A cluster randomised, parallel-group, 5-year trial of coordinated, co-produced care to reduce the excess mortality of patients with severe mental illness by improving the treatment of their comorbid physical conditions.
Background
People with severe mental illness (SMI) comprise about 2% of the Danish population and they die 10-20 years earlier than people without SMI [1]. In Region Zealand and Central Denmark Region, the 10-year mortality of patients aged 18-65 admitted to a psychiatric department during the preceding 5 years is 18.1%, while it is 4.3% in the rest of the population. Most of this excess mortality stems from physical diseases [2], which are underdiagnosed and under-treated [3]. These patients are treated across sector borders and coordinated care between general practice, municipalities and hospital psychiatry is considered imperative. Different initiatives using integrated care models designed outside general practice have been tested but with disappointing results and with difficulties in engaging both patients and general practice [4].
Objectives
The SOFIA project aims is to reduce all-cause mortality in people with SMI.
- The project will develop, execute, and rigorously test in a randomised controlled trial (RCT) an intervention consisting of a coordinated care plan supported by an integrated information and communication technology (ICT) care platform. This care model targets challenges with insufficient care in this vulnerable group, in particular underdiagnosis and undertreatment of comorbid physical conditions.
- The intervention will be developed by combining state-of-the-art evidence-based clinical, social and technological knowledge with the perspectives of all involved parties in a participatory co-design process (Figure 1).
The intervention
The main focus of the proposed intervention will be on improving the detection and pharmacological treatment of physical diseases in patients with SMI through a mutually committed and efficient cross-sectorial collaborative team.
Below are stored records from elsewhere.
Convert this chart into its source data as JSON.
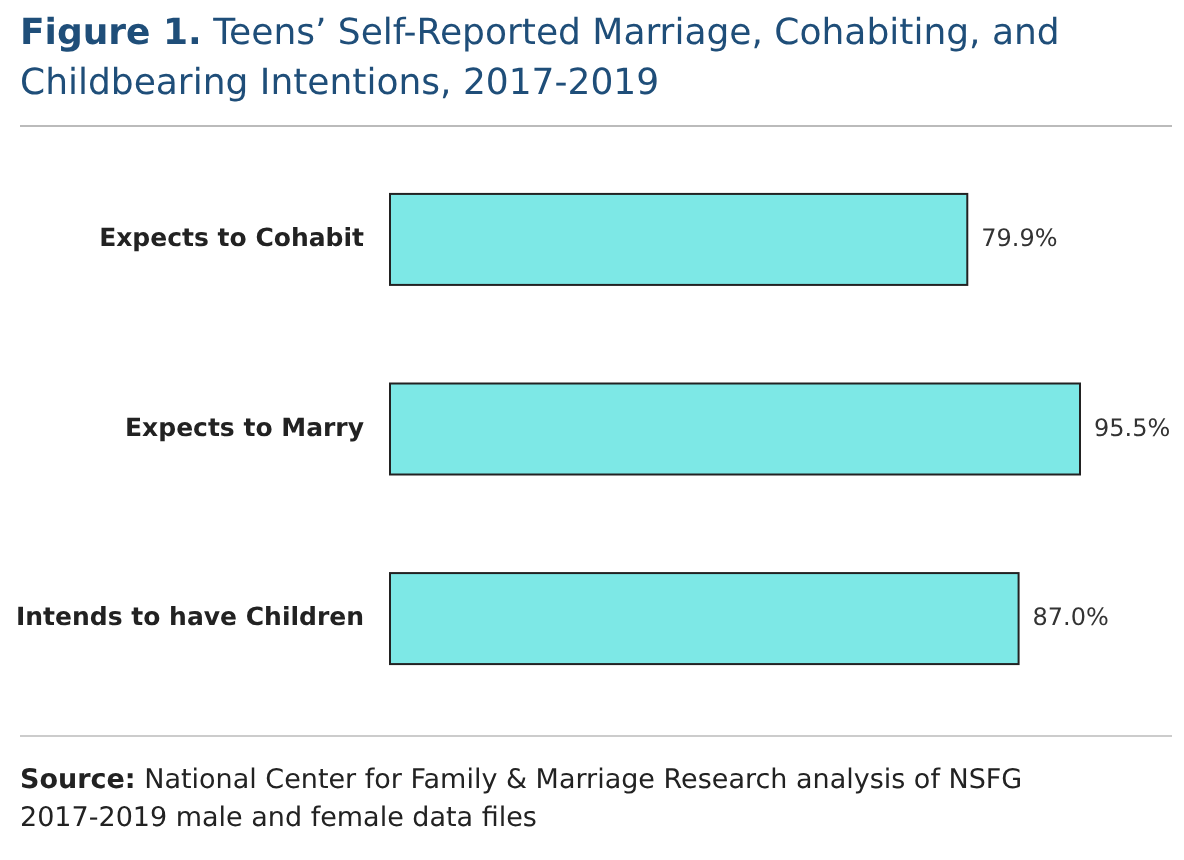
{
  "chart_data": {
    "type": "bar",
    "orientation": "horizontal",
    "title": "Figure 1. Teens’ Self-Reported Marriage, Cohabiting, and Childbearing Intentions, 2017-2019",
    "categories": [
      "Expects to Cohabit",
      "Expects to Marry",
      "Intends to have Children"
    ],
    "values": [
      79.9,
      95.5,
      87.0
    ],
    "value_labels": [
      "79.9%",
      "95.5%",
      "87.0%"
    ],
    "color": "#7de8e6",
    "annotations": [
      "Source: National Center for Family & Marriage Research analysis of NSFG 2017-2019 male and female data files"
    ]
  }
}
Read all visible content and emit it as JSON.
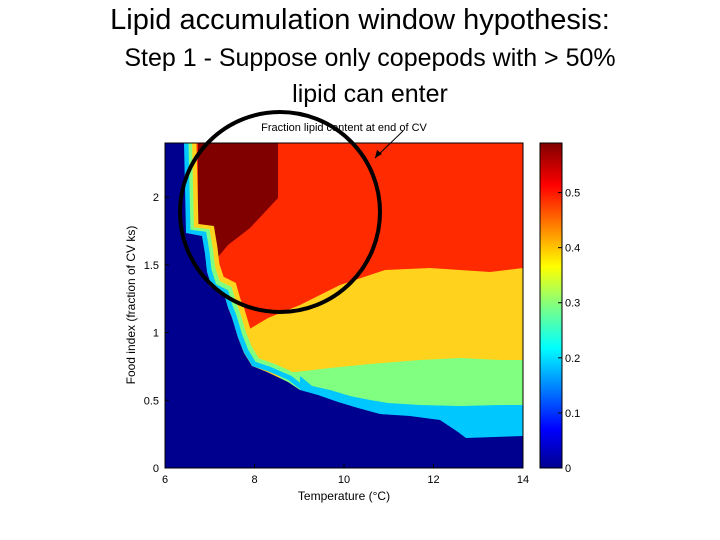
{
  "slide": {
    "title": "Lipid accumulation window hypothesis:",
    "subtitle": "Step 1 - Suppose only copepods with > 50% lipid can enter"
  },
  "chart_data": {
    "type": "heatmap",
    "title": "Fraction lipid content at end of CV",
    "xlabel": "Temperature (°C)",
    "ylabel": "Food index (fraction of CV ks)",
    "xlim": [
      6,
      14
    ],
    "ylim": [
      0,
      2.4
    ],
    "xticks": [
      6,
      8,
      10,
      12,
      14
    ],
    "yticks": [
      0,
      0.5,
      1,
      1.5,
      2
    ],
    "colorbar": {
      "range": [
        0,
        0.59
      ],
      "ticks": [
        0,
        0.1,
        0.2,
        0.3,
        0.4,
        0.5
      ],
      "colormap": "jet"
    },
    "regions": [
      {
        "level": 0.0,
        "color": "#00008f",
        "label": "no lipid (dark blue)"
      },
      {
        "level": 0.15,
        "color": "#00c8ff",
        "label": "cyan band"
      },
      {
        "level": 0.25,
        "color": "#80ff80",
        "label": "green band"
      },
      {
        "level": 0.4,
        "color": "#ffd21e",
        "label": "yellow band"
      },
      {
        "level": 0.52,
        "color": "#ff2a00",
        "label": "red band"
      },
      {
        "level": 0.58,
        "color": "#800000",
        "label": "dark red band"
      }
    ],
    "grid": false,
    "annotation": "circle highlighting high-lipid region near 6.5-8.5 °C and food index 1.1-2.4"
  }
}
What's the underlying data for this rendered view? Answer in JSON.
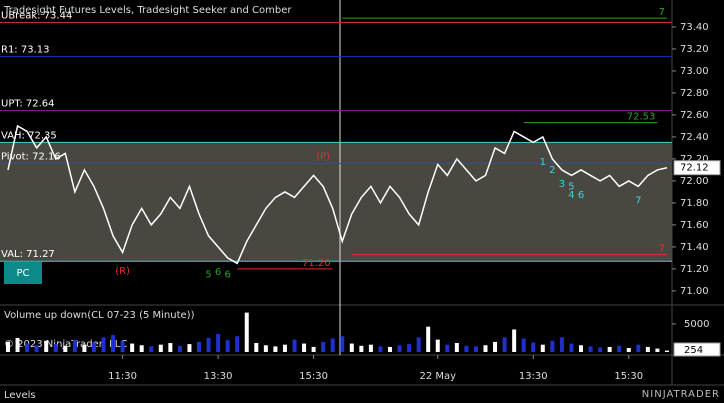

The team which includes clinical pharmacologists, social workers and psychiatrists who support the primary care professionals responsible for the sustained medical care of SMI patients. Alongside, viable lifestyle changes will be implemented. Harmful drug effects and interactions will be minimised through individualised advice from the clinical pharmacologist. A general practice nurse will be appointed to take responsibility for the coordinated care plan of the individual patients.
Eligible patients will be contacted from general practice and invited to participate. An individual treatment plan with realistic and individual goal-setting to engage patients in their treatment, will be worked out for each patient and approved by all stakeholders. Further consolidation of the individual care plan is sought by involving the patient’s family and network. The plan will follow the patient across sector borders, and the ICT care platform will provide up-to-date information flow between all stakeholders. Throughout the intervention period regular teaching sessions for patients and professionals and cross-sectorial workshops will be conducted to support the implementation and sustainability of the coordinated care model.
The SOFIA project puts focus on:
- SOcial clinical space – The ”patient part” of the consultation.
- FInd any underdiagnosed or undertreated somatic diseases
- Agree on individual care plan – Plan para-clinical tests if relevant. Plan for further checkups if relevant.
Technological solutions
An ICT care platform will be developed to support two fundamental purposes:
- effective communication and collaboration between all stakeholders and
- strengthening patients’ participation and adherence to effective treatment of comorbid physical diseases.
The work with the first purpose will be based on prior research in computer supported cooperative work (CSCW) for healthcare coordination [5]. For the second purpose the approach of Personal Health Technology [6] will be applied to develop a patient platform as a basis for patient involvement and to provide essential data streams for disease monitoring, analysis, and prediction. In combination, (1) and (2) will provide an ICT care platform which actively engages both the professional care team and the patient in monitoring and treatment of diseases. This allows for early intervention based on triggers and warning signs enabling a proactive care model based on shared decision-making.
References
- Laursen TM, Nordentoft M, Mortensen PB. Excess early mortality in schizophrenia. Annu Rev Clin Psychol. 2014;10:425-448.
- Lawrence D, Hancock KJ, Kisely S. The gap in life expectancy from preventable physical illness in psychiatric patients in Western Australia: retrospective analysis of population based registers. BMJ. 2013;346:f2539.
- De Hert M, Cohen D, Bobes J, et al. Physical illness in patients with severe mental disorders. II. Barriers to care, monitoring and treatment guidelines, plus recommendations at the system and individual level. World Psychiatry. Jun 2011;10(2):138-151.
- Speyer H, Christian Brix Norgaard H, Birk M, al. e. The CHANGE trial. World Psychiatry. Jun 2016;15(2):155-165.
- Bardram JE, Hansen TR. Context-Based Workplace Awareness. Computer Supported Cooperative Work (CSCW). 2010;19(2):105-138.
- Bardram JE, Frost M. The Personal Health Technology Design Space. IEEE Pervasive Computing. 2016;15(2):70-78.